Obama uses gunboat diplomacy with North Korea -- and China

After the North Korean attack on a South Korean island, Obama sends an aircraft carrier to the Yellow Sea -- irritating China, which may be the point. Beijing needs to rein in its wily ally.

President Obama made a clever strategic move after a North Korean rocket attack killed two civilians and two soldiers Tuesday in South Korea. He decided to respond with a naval surge – directed not only at North Korea but also at its closest ally, China.

The president ordered an aircraft carrier strike force into the Yellow Sea, off the western shore of North Korea – the scene of the North’s barrage on a South Korean island. But this is also an area that Beijing vigorously claims as its own watery turf.

By sending in the USS George Washington carrier to conduct joint exercises with South Korea, Mr. Obama is risking an eyeball-to-eyeball confrontation with China. In recent months, top Chinese military officials have warned the United States not to send ships or planes into the Yellow Sea. They have even promised financial retribution.

China “won’t stand” for such US naval provocation, wrote Maj. Gen. Luo Yuan of the People’s Liberation Army in an August editorial. “Imagine what the consequences will be if China’s biggest debtor nation [the US] challenges its creditor nation,” he stated.

Indeed, any threat by China to sell off some $750 billion in US debt that it holds cannot be taken lightly. The US economy would nose-dive if the Chinese stopped recycling their export earnings into US Treasuries.

But for Obama, the risk of another Korean War and, more important, North Korea’s export of nuclear material and know-how to the Middle East, may be seen as an even bigger risk.

After this latest attack on South Korea by the erratic regime of Kim Jong-il, the US was forced to use old-fashioned gunboat diplomacy and send a message to China that it must finally rein in its wily ally and neighbor.

Washington really has no other options for changing Pyongyang’s behavior than to force China to act. In the past, Beijing has indeed temporarily cut off vital fuel supplies to North Korea after violent attacks on the South. But lately China prefers to be silent, notably after the sinking of a South Korean ship last March that killed 46 sailors.

Even as the US and China struggle over what to do with North Korea, there is a larger issue at stake: Will the big-power contests of the 21st century be shaped by a nation’s economic clout or by the traditional means of the past – military might?

To be sure, China is rapidly building up its navy to thwart the still-powerful US Navy in Asia. It will soon have missiles to knock out American ships. And its ships have recently bullied a few other Asian nations.

But China is also wielding the market power of its 1.3 billion people and its strong export industries to win friends and to badger adversaries. It has used big investments, trade deals, and massive purchases in strategic ways. And in a recent territorial dispute with Japan, Beijing even cut off exports of so-called rare earth minerals needed for Japanese high-tech industries.

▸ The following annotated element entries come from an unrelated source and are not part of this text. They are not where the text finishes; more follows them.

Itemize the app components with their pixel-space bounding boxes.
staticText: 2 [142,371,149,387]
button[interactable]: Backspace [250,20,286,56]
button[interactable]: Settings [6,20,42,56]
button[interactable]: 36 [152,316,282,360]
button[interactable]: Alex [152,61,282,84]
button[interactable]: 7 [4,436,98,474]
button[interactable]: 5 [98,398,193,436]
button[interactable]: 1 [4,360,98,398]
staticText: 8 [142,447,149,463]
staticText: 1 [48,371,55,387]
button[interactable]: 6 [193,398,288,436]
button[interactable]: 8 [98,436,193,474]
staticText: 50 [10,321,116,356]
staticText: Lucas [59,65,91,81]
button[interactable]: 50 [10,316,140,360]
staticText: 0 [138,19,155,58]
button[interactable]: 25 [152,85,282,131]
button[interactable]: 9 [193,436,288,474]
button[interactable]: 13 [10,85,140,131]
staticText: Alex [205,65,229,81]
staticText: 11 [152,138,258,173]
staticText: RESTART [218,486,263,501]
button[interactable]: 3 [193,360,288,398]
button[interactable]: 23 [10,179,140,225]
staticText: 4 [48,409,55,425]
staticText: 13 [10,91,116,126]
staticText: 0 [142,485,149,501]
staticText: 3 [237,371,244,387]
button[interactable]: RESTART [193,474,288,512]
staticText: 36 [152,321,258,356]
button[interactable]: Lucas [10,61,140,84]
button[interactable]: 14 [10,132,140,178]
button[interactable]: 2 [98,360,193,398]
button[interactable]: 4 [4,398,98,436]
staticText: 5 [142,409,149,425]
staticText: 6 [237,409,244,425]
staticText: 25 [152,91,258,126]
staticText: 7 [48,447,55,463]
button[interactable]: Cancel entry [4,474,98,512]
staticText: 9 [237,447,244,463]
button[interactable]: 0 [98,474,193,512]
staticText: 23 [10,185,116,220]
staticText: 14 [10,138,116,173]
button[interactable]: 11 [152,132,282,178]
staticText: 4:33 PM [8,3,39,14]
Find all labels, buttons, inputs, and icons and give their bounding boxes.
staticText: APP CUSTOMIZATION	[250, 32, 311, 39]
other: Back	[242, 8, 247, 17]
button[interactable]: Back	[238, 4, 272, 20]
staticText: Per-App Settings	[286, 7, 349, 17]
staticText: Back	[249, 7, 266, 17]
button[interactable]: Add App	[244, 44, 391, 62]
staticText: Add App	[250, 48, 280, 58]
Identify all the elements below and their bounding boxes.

China feels even stronger now as the US economy remains dormant with American consumers less dominant as buyers of other nations’ exports. The Chinese economy recently surpassed Japan’s and is second in size to America’s. And it watches with anticipation as Obama tries to cut the US military budget.

Obama’s big-stick move against China may end up only highlighting the fact that US is losing its ability to wage “dollar diplomacy,” or the use of its big economy to shape global trends. Obama’s hesitation to punish China for its flagrant currency manipulation, for example, reveals the weak hand of the US to fend off China’s hold on the American economy.

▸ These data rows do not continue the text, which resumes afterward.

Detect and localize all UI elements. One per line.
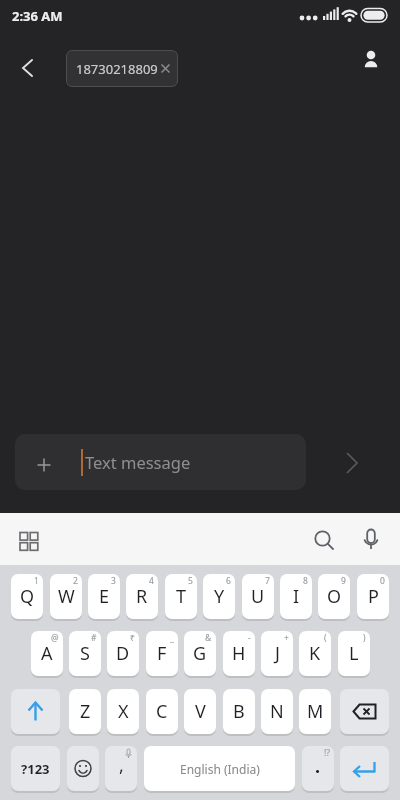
button[interactable]: W bbox=[50, 574, 82, 619]
button[interactable] bbox=[337, 448, 367, 478]
button[interactable]: , bbox=[105, 746, 137, 791]
button[interactable]: English (India) bbox=[144, 746, 295, 791]
button[interactable]: E bbox=[88, 574, 120, 619]
button[interactable]: A bbox=[31, 631, 63, 676]
staticText: # bbox=[91, 632, 97, 644]
button[interactable] bbox=[67, 746, 99, 791]
button[interactable] bbox=[356, 48, 386, 78]
staticText: M bbox=[307, 699, 324, 724]
button[interactable]: V bbox=[184, 689, 216, 734]
staticText: ( bbox=[324, 632, 327, 644]
button[interactable]: X bbox=[107, 689, 139, 734]
staticText: B bbox=[233, 699, 245, 724]
staticText: 0 bbox=[380, 575, 385, 587]
staticText: D bbox=[116, 641, 130, 666]
staticText: + bbox=[284, 632, 289, 644]
staticText: A bbox=[41, 641, 53, 666]
button[interactable]: Text message bbox=[15, 434, 306, 490]
staticText: 2:36 AM bbox=[12, 7, 63, 25]
button[interactable] bbox=[308, 526, 340, 556]
staticText: C bbox=[156, 699, 168, 724]
staticText: V bbox=[195, 699, 206, 724]
staticText: 9 bbox=[341, 575, 346, 587]
button[interactable]: C bbox=[146, 689, 178, 734]
button[interactable]: . bbox=[302, 746, 334, 791]
staticText: P bbox=[368, 584, 379, 609]
staticText: @ bbox=[51, 632, 59, 644]
staticText: Y bbox=[214, 584, 225, 609]
staticText: Text message bbox=[85, 451, 191, 473]
button[interactable]: B bbox=[223, 689, 255, 734]
button[interactable]: D bbox=[107, 631, 139, 676]
staticText: O bbox=[327, 584, 342, 609]
staticText: _ bbox=[170, 632, 174, 644]
button[interactable]: ?123 bbox=[11, 746, 60, 791]
button[interactable]: 18730218809 bbox=[66, 50, 178, 87]
staticText: 7 bbox=[265, 575, 270, 587]
staticText: N bbox=[270, 699, 284, 724]
staticText: T bbox=[176, 584, 187, 609]
button[interactable] bbox=[12, 531, 48, 559]
staticText: R bbox=[136, 584, 148, 609]
staticText: I bbox=[293, 584, 300, 609]
staticText: J bbox=[275, 641, 280, 666]
button[interactable]: Y bbox=[203, 574, 235, 619]
button[interactable]: H bbox=[223, 631, 255, 676]
staticText: & bbox=[205, 632, 212, 644]
staticText: 18730218809 bbox=[76, 60, 158, 78]
button[interactable] bbox=[11, 689, 60, 734]
staticText: 1 bbox=[34, 575, 39, 587]
button[interactable] bbox=[340, 689, 389, 734]
staticText: W bbox=[58, 584, 75, 609]
staticText: K bbox=[309, 641, 321, 666]
button[interactable]: U bbox=[242, 574, 274, 619]
staticText: Q bbox=[20, 584, 35, 609]
button[interactable] bbox=[355, 526, 387, 556]
staticText: ) bbox=[363, 632, 366, 644]
staticText: 8 bbox=[303, 575, 308, 587]
staticText: English (India) bbox=[180, 761, 260, 777]
button[interactable]: M bbox=[299, 689, 331, 734]
button[interactable]: J bbox=[261, 631, 293, 676]
staticText: 6 bbox=[226, 575, 231, 587]
button[interactable]: Z bbox=[69, 689, 101, 734]
staticText: ₹ bbox=[130, 632, 135, 644]
staticText: ?123 bbox=[21, 760, 50, 778]
staticText: H bbox=[232, 641, 246, 666]
staticText: 5 bbox=[188, 575, 193, 587]
button[interactable]: S bbox=[69, 631, 101, 676]
staticText: 3 bbox=[111, 575, 116, 587]
button[interactable]: F bbox=[146, 631, 178, 676]
staticText: . bbox=[315, 754, 321, 779]
staticText: 4 bbox=[149, 575, 154, 587]
staticText: - bbox=[248, 632, 251, 644]
staticText: E bbox=[99, 584, 110, 609]
staticText: L bbox=[349, 641, 359, 666]
button[interactable]: T bbox=[165, 574, 197, 619]
staticText: Z bbox=[80, 699, 91, 724]
staticText: F bbox=[157, 641, 167, 666]
button[interactable]: O bbox=[318, 574, 350, 619]
staticText: !? bbox=[324, 747, 330, 759]
staticText: X bbox=[118, 699, 129, 724]
button[interactable]: N bbox=[261, 689, 293, 734]
staticText: 2 bbox=[73, 575, 78, 587]
button[interactable]: I bbox=[280, 574, 312, 619]
button[interactable]: Q bbox=[11, 574, 43, 619]
button[interactable] bbox=[340, 746, 389, 791]
staticText: , bbox=[119, 753, 124, 778]
button[interactable]: P bbox=[357, 574, 389, 619]
button[interactable]: K bbox=[299, 631, 331, 676]
button[interactable]: L bbox=[338, 631, 370, 676]
staticText: U bbox=[251, 584, 265, 609]
button[interactable]: R bbox=[126, 574, 158, 619]
staticText: G bbox=[193, 641, 207, 666]
button[interactable]: G bbox=[184, 631, 216, 676]
staticText: S bbox=[80, 641, 90, 666]
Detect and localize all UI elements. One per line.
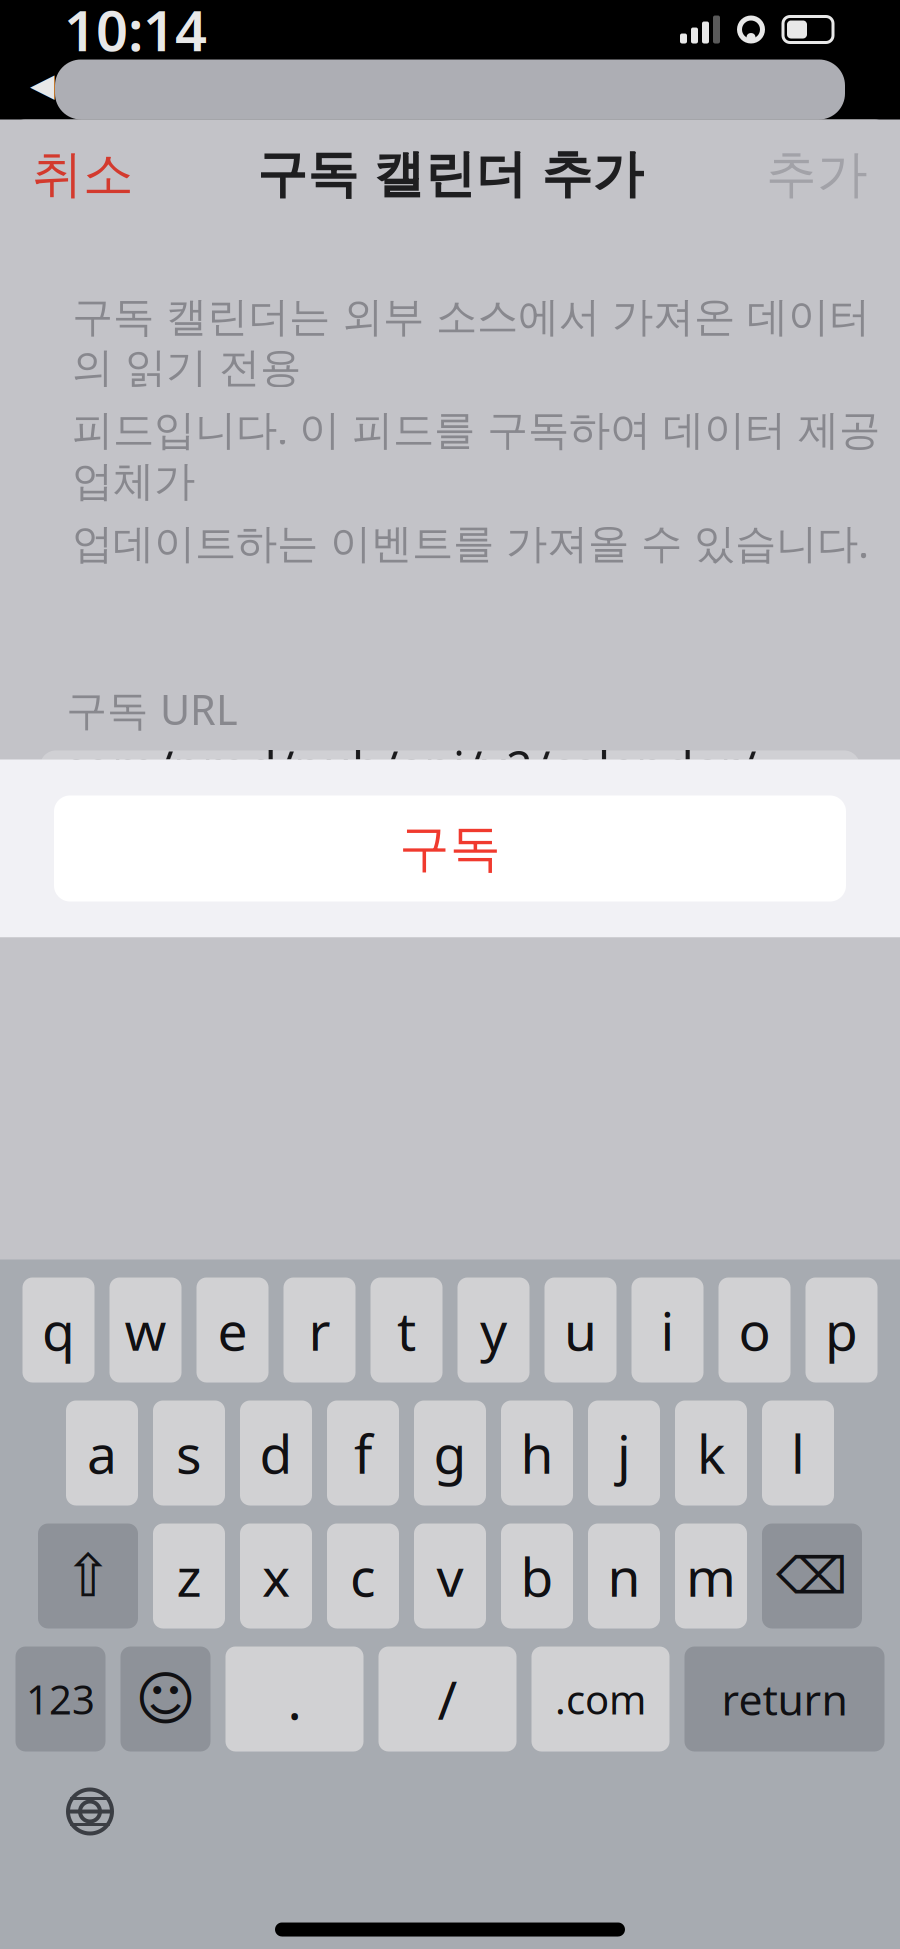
staticText: y: [480, 1295, 507, 1365]
button[interactable]: u: [544, 1278, 616, 1382]
staticText: com/prod/pub/api/v2/calendar/team/7804.i…: [62, 736, 756, 860]
staticText: u: [564, 1295, 597, 1365]
staticText: return: [722, 1671, 848, 1727]
button[interactable]: n: [588, 1524, 660, 1628]
button[interactable]: m: [675, 1524, 747, 1628]
staticText: 10:14: [64, 0, 207, 67]
staticText: FotMob: [61, 56, 215, 113]
staticText: z: [176, 1541, 202, 1611]
button[interactable]: k: [675, 1400, 747, 1506]
staticText: n: [608, 1541, 640, 1611]
button[interactable]: b: [501, 1524, 573, 1628]
staticText: r: [308, 1295, 330, 1365]
button[interactable]: h: [501, 1400, 573, 1506]
staticText: 피드입니다. 이 피드를 구독하여 데이터 제공업체가: [72, 401, 880, 507]
staticText: k: [697, 1418, 725, 1488]
button[interactable]: 취소: [32, 140, 152, 210]
staticText: q: [42, 1295, 75, 1365]
button[interactable]: e: [196, 1278, 268, 1382]
button[interactable]: q: [22, 1278, 94, 1382]
button[interactable]: /: [378, 1646, 516, 1752]
staticText: ⌫: [776, 1547, 848, 1605]
staticText: .: [288, 1664, 302, 1734]
button[interactable]: Delete: [762, 1524, 862, 1628]
button[interactable]: o: [718, 1278, 790, 1382]
button[interactable]: Clear text: [782, 770, 838, 826]
staticText: h: [520, 1418, 554, 1488]
staticText: i: [660, 1295, 674, 1365]
button[interactable]: .: [226, 1646, 364, 1752]
button[interactable]: Emoji: [120, 1646, 210, 1752]
button[interactable]: 구독: [54, 796, 846, 902]
button[interactable]: 추가: [748, 140, 868, 210]
staticText: l: [791, 1418, 805, 1488]
staticText: m: [686, 1541, 736, 1611]
staticText: j: [617, 1418, 631, 1488]
button[interactable]: a: [66, 1400, 138, 1506]
staticText: e: [218, 1295, 248, 1365]
button[interactable]: c: [327, 1524, 399, 1628]
button[interactable]: i: [632, 1278, 704, 1382]
button[interactable]: d: [240, 1400, 312, 1506]
staticText: t: [397, 1295, 416, 1365]
staticText: 구독 URL: [66, 682, 238, 736]
staticText: p: [825, 1295, 858, 1365]
staticText: .com: [555, 1672, 646, 1726]
staticText: 추가: [766, 143, 868, 206]
button[interactable]: s: [153, 1400, 225, 1506]
staticText: w: [124, 1295, 166, 1365]
button[interactable]: y: [458, 1278, 530, 1382]
button[interactable]: l: [762, 1400, 834, 1506]
button[interactable]: z: [153, 1524, 225, 1628]
staticText: a: [87, 1418, 117, 1488]
staticText: 취소: [32, 143, 134, 206]
button[interactable]: Shift: [38, 1524, 138, 1628]
staticText: x: [262, 1541, 290, 1611]
button[interactable]: j: [588, 1400, 660, 1506]
button[interactable]: return: [684, 1646, 884, 1752]
staticText: c: [350, 1541, 376, 1611]
button[interactable]: .com: [532, 1646, 670, 1752]
staticText: v: [436, 1541, 464, 1611]
staticText: g: [434, 1418, 466, 1488]
button[interactable]: Change keyboard: [50, 1772, 130, 1852]
staticText: 123: [26, 1672, 95, 1726]
staticText: 구독 캘린더 추가: [256, 143, 644, 206]
staticText: ✕: [798, 782, 822, 815]
staticText: o: [738, 1295, 770, 1365]
button[interactable]: 123: [16, 1646, 106, 1752]
button[interactable]: w: [110, 1278, 182, 1382]
staticText: /: [438, 1664, 458, 1734]
staticText: d: [260, 1418, 292, 1488]
button[interactable]: r: [284, 1278, 356, 1382]
button[interactable]: x: [240, 1524, 312, 1628]
staticText: ⇧: [64, 1543, 112, 1609]
staticText: b: [520, 1541, 554, 1611]
button[interactable]: p: [806, 1278, 878, 1382]
staticText: f: [354, 1418, 372, 1488]
staticText: ☺: [135, 1666, 196, 1732]
button[interactable]: t: [370, 1278, 442, 1382]
button[interactable]: g: [414, 1400, 486, 1506]
staticText: 구독 캘린더는 외부 소스에서 가져온 데이터의 읽기 전용: [72, 292, 870, 393]
staticText: s: [176, 1418, 202, 1488]
staticText: ◀: [30, 67, 55, 103]
button[interactable]: v: [414, 1524, 486, 1628]
button[interactable]: f: [327, 1400, 399, 1506]
staticText: 구독: [399, 817, 501, 880]
staticText: 업데이트하는 이벤트를 가져올 수 있습니다.: [72, 515, 869, 570]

The North Korean crisis could end up being a defining moment for China and the US. The two nations are in a contest for power and influence, with each one not yet quite sure whether guns or money will rule the future.

As they have done during previous crises, leaders on both sides need to hold lengthy private talks and come up with a way to avoid either a military or financial confrontation. Both giants have too much to gain by cooperating rather than competing.

And they can’t let North Korea ruin what could be a productive partnership.